Naissance : Caen, 01-08-1592

Mort : Paris, 30-03-1662

Conseiller d'État, aumônier du roi.

Dramaturge et poète.

Abbé de Châtillon-sur-Seine et chanoine de Rouen.

Membre de l'Académie française,

prit une part active à sa fondation

(élu en 1634)

Le même Boisrobert, tout Normand qu'il était, ne dédaignait pas cependant de toucher les revenus

d'un prieuré de Bretagne, qu'il n'a peut-être jamais vu.

 

Mais ses contemporains parlent et écrivent sur le même ton.

 

Dans une lettre écrite précisément à Boisrobert (7 avril 1641), Balzac se plaint d'être forcé de répondre à tout venant, de louer tous ses innombrables correspondants, et, dit-il,

« de donner mon approbation à du latin de Barbarie et à du français de Basse-Bretagne ».

 

Une autre lettre (à M. de Bellejoye, 19 mars 1648), nous montre le grand épistolier dégoûté de son métier

et des « lettres dorées » qu'on lui demande de toutes parts :

«  J'aime mieux me faire naturaliser en Basse-Bretagne, et acheter un état d'élu en la ville de Quimper-Corentin. »

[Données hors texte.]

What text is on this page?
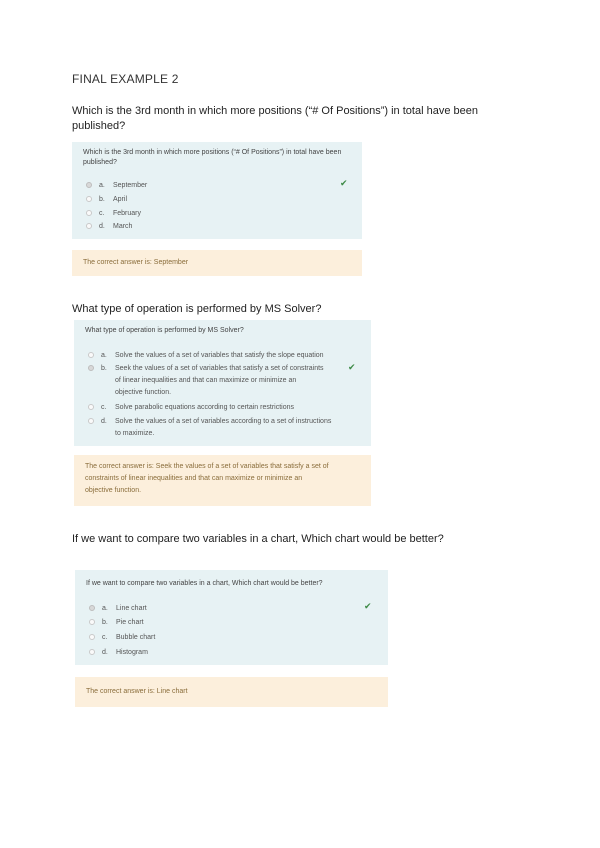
FINAL EXAMPLE 2
Which is the 3rd month in which more positions (“# Of Positions”) in total have been published?
Which is the 3rd month in which more positions (“# Of Positions”) in total have been published?
a.	September
b.	April
c.	February
d.	March
✔
The correct answer is: September
What type of operation is performed by MS Solver?
What type of operation is performed by MS Solver?
a.	Solve the values of a set of variables that satisfy the slope equation
b.	Seek the values of a set of variables that satisfy a set of constraints
of linear inequalities and that can maximize or minimize an
objective function.
c.	Solve parabolic equations according to certain restrictions
d.	Solve the values of a set of variables according to a set of instructions
to maximize.
✔
The correct answer is: Seek the values of a set of variables that satisfy a set of
constraints of linear inequalities and that can maximize or minimize an
objective function.
If we want to compare two variables in a chart, Which chart would be better?
If we want to compare two variables in a chart, Which chart would be better?
a.	Line chart
b.	Pie chart
c.	Bubble chart
d.	Histogram
✔
The correct answer is: Line chart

Les élus, c'étaient les juges du tribunal de l'élection, ainsi appelés parce que, dans l'origine, on les choisissait par élection pour imposer les tailles,

c'est-à-dire les impôts qui pesaient sur les Français étrangers

aux doux ordres de la noblesse et du clergé, sur

« la gente corvéable, taillable et tuable à volonté », comme le dit P. L. Courier.

Ces préventions n'ont pas disparu au XVIIIe siècle,

et la musique bretonne n'est pas plus épargnée que la langue.

 

Dans le Bal, de Regnard, l'ingénieux Merlin se déguise en musicien breton,

pour duper Sotencour, et feint d'entrer en une colère épouvantable :

 

Oui, vous êtes un sot en bécare, en bémol.

De la sorte insulter la musique bretonne !

 

SOTENCOUR

Lisette, quelle est donc cette mine bouffonne ?

 

LISE

C'est un musicien Bas-Breton.

 

SOTENCOUR.

Bas-Breton !

Cet homme doit chanter sur un diable de ton.

Je crois dès à présent sa musique enragée,

Jamais de son pays il n'est venu d'Orphée.

Pour des doubles bidets, passe.

 

Mais la colère de Merlin redouble :

 

Comment ! Me soutenir que mon air est pillé !

Un air délicieux, que j'estime, que j'aime,

Et que j'ai pris plaisir à composer moi-même

Dans Kimper-Corentin.

 

Cependant, l'amoureux Valère est caché dans l'étui du formidable instrument que Merlin traîne après lui.

 

Sotencour veut ouvrir l’étui, voir cet instrument bizarre, en jouer,

mais Lisette l'arrête :

 

Vous en jouerez fort mal. L'instrument est breton.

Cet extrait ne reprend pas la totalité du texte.